Friday, September 24, 2010

Book-A-Day 2010 # 233 (9/24) -- Miss Don't Touch Me by Hubert & Kerascoet

Nations have distinctive characters -- we may want to deny that, at times, but those distinctions always bubble back up, and prove us misguided if not totally wrong. Americans proverbially want their greatest stories to be tragedies with happy endings -- to provide the highest catharsis to the audience, and to have heroes that make the ultimate sacrifice, only to be quickly brought back in payment for their goodness. The French, on the other hand, have a darker view of the world -- their deepest stories have a strain of tragedy in the happy ending, a feeling of something irreparably lost, no matter what crimes have been stopped and what wrongs put right. They're also more likely to let sex be at the center -- or close to the center -- of a story that's not purely about titillation, unlike Americans.

Miss Don't Touch Me is a French book, deeply so -- set in Paris during the uneasy 1930s -- and it's a revenge story that's much more ambivalent about justice than the equivalent American book would be, as well as much more realistic about power and privilege than any American popular work can ever afford to be. It's also a graphic novel, but surely we're beyond the point where we're startled when a mere comic shows up at the gates of literature, aren't we?

Young women -- as always, seeking some excitement in a life that's mostly drudgery by day at some menial job and the prospect of years of drudgery as some schlub's husband wife for the foreseeable future -- gather in pavilions out in the suburbs to dance through the night, hoping to meet a dashing man, or at least to have a happy time. But there's a killer lurking -- the Butcher of the Dances -- capturing and hideously murdering those young women, one at a time.

One of the young women who enjoys the dances is Agatha; she lives with her more introverted, timid sister Blanche in the large house of the older woman for whom both of them work as maids. One day, Blanche looks through a new hole in the wall separating their attic bedroom from the next building -- and sees two men at work at the grisly task of disposing of the body of a dead young woman. Blanche is sure this is the work of the Butcher, and runs to find her sister, wanting the two of them to run away immediately. But it doesn't work out that way, and soon Agatha is dead -- in a way the police judge as suicide, but Blanche knows was the work of the Butcher. What's worse, her employer turns her out of the house immediately for the "scandal."

Blanche can't find another job, and wants only to avenge her sister. She learns that the last victim of the Butcher -- the woman she saw dead -- was a high-class prostitute from the Pompadour house, and tries to apply there for a job as a maid. But the madam instead -- with a touch of humor -- hires Blanche as the new "Miss Don't Touch Me," a dominatrix on the style of an English governess, who whips and beats men but never has sex with them. Blanche, with no other options, accepts, and tries to continue her investigations into the Butcher.
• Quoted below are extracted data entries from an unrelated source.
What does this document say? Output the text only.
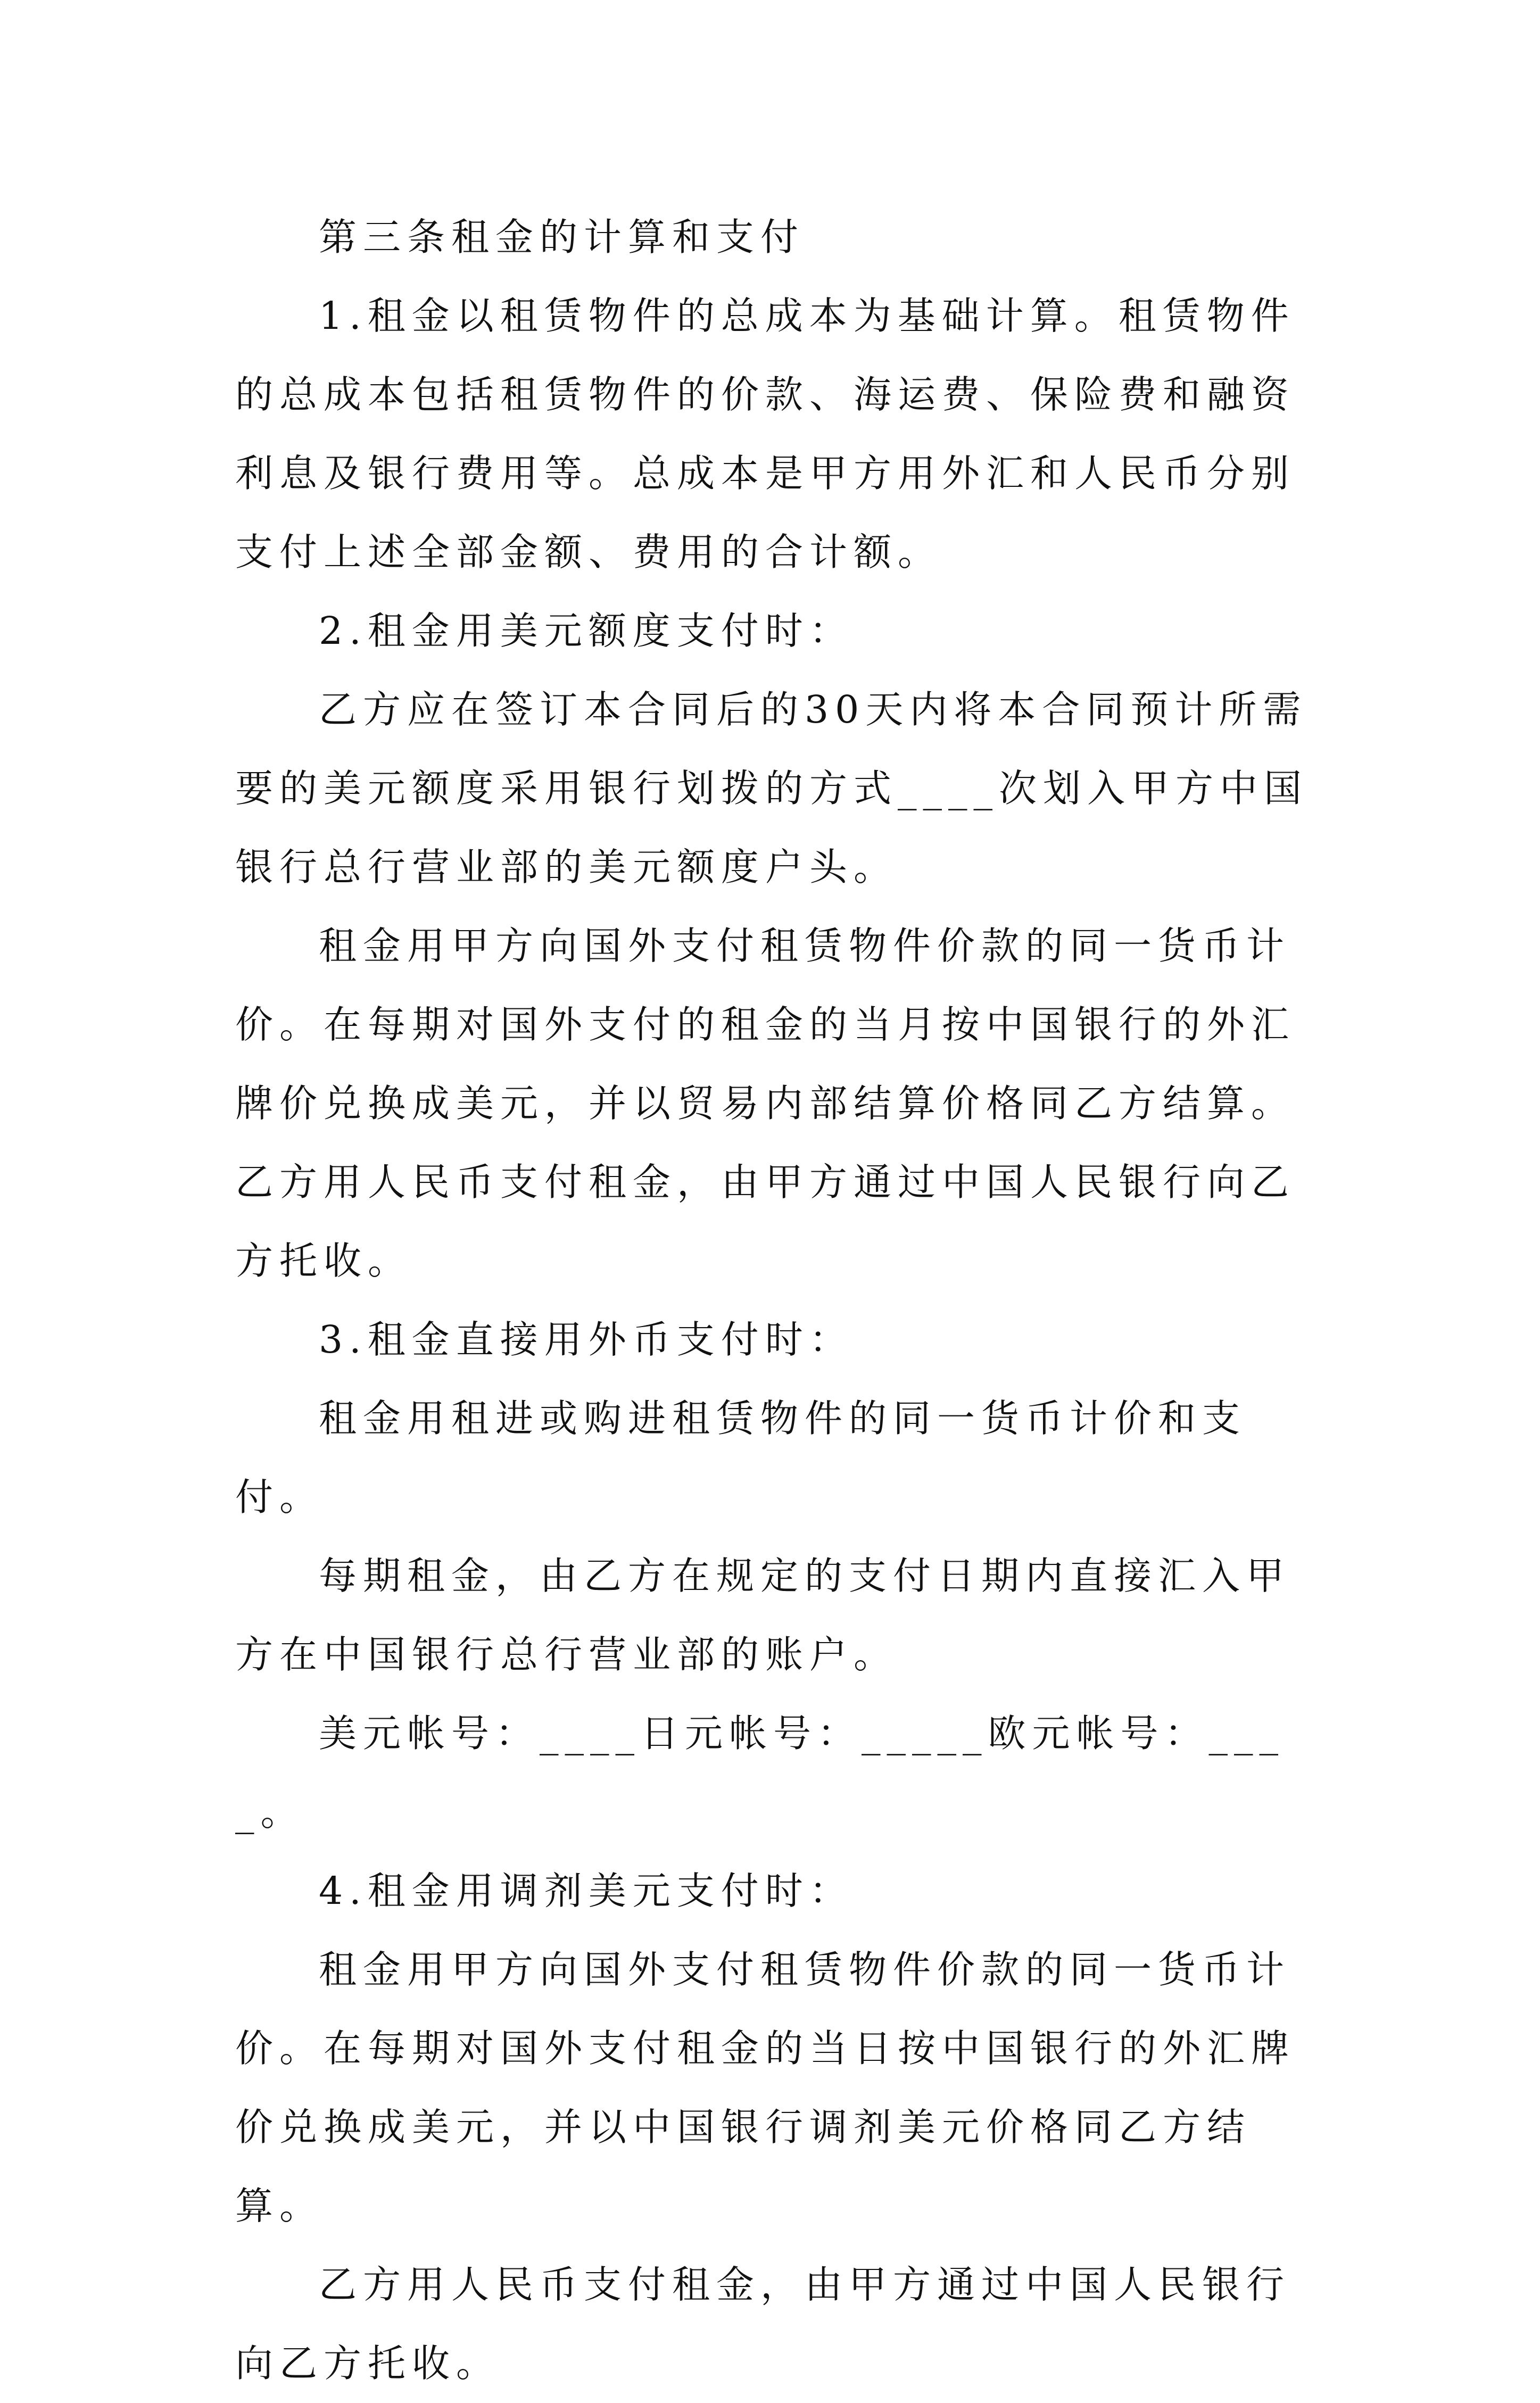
第三条租金的计算和支付

1.租金以租赁物件的总成本为基础计算。租赁物件的总成本包括租赁物件的价款、海运费、保险费和融资利息及银行费用等。总成本是甲方用外汇和人民币分别支付上述全部金额、费用的合计额。

2.租金用美元额度支付时：

乙方应在签订本合同后的30天内将本合同预计所需要的美元额度采用银行划拨的方式____次划入甲方中国银行总行营业部的美元额度户头。

租金用甲方向国外支付租赁物件价款的同一货币计价。在每期对国外支付的租金的当月按中国银行的外汇牌价兑换成美元，并以贸易内部结算价格同乙方结算。乙方用人民币支付租金，由甲方通过中国人民银行向乙方托收。

3.租金直接用外币支付时：

租金用租进或购进租赁物件的同一货币计价和支付。

每期租金，由乙方在规定的支付日期内直接汇入甲方在中国银行总行营业部的账户。

美元帐号：____日元帐号：_____欧元帐号：____。

4.租金用调剂美元支付时：

租金用甲方向国外支付租赁物件价款的同一货币计价。在每期对国外支付租金的当日按中国银行的外汇牌价兑换成美元，并以中国银行调剂美元价格同乙方结算。

乙方用人民币支付租金，由甲方通过中国人民银行向乙方托收。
She finds friends and enemies at the Pompadour, as in any small group of people of the same sex, and also comes to learn about the true powers of the world, of the crimes that wealth and position and fame can shield and the resulting suffering of the poor and ill-placed and obscure. She does find the Butcher, in the end, and there is some justice -- for some of the people involved. But some are too far above justice, and some people we would call innocent suffer far more -- Miss Don't Touch Me ends on a devastatingly poignant moment of misguided "justice."

So this is a French book -- it has what counts as a happy ending, with the villains routed and their plans foiled, but it also has a deeper sense that some villains are never really routed, only pushed away, so that their next evil acts will be done somewhere else, to someone else. And that may be the best that we can hope for -- that we know why our sister died, and did as much damage to the people responsible for that death as we could. It's a fine, thoughtful, nuanced and unflinchingly clear-eyed book, not least interesting as a story deeply sympathetic to women though it was created by two men.
Book-A-Day 2010: The Epic Index


Leo said...

as some schlub's husband

Wife, methinks.

Andrew Wheeler said...

Leo: Quite right; I had "schlub of a husband" at some point while writing that sentence, and it didn't get fixed the way it should have.

Thanks for catching it.

Drew said...

Kerascoet is actually a two-person team, one of whom is a woman.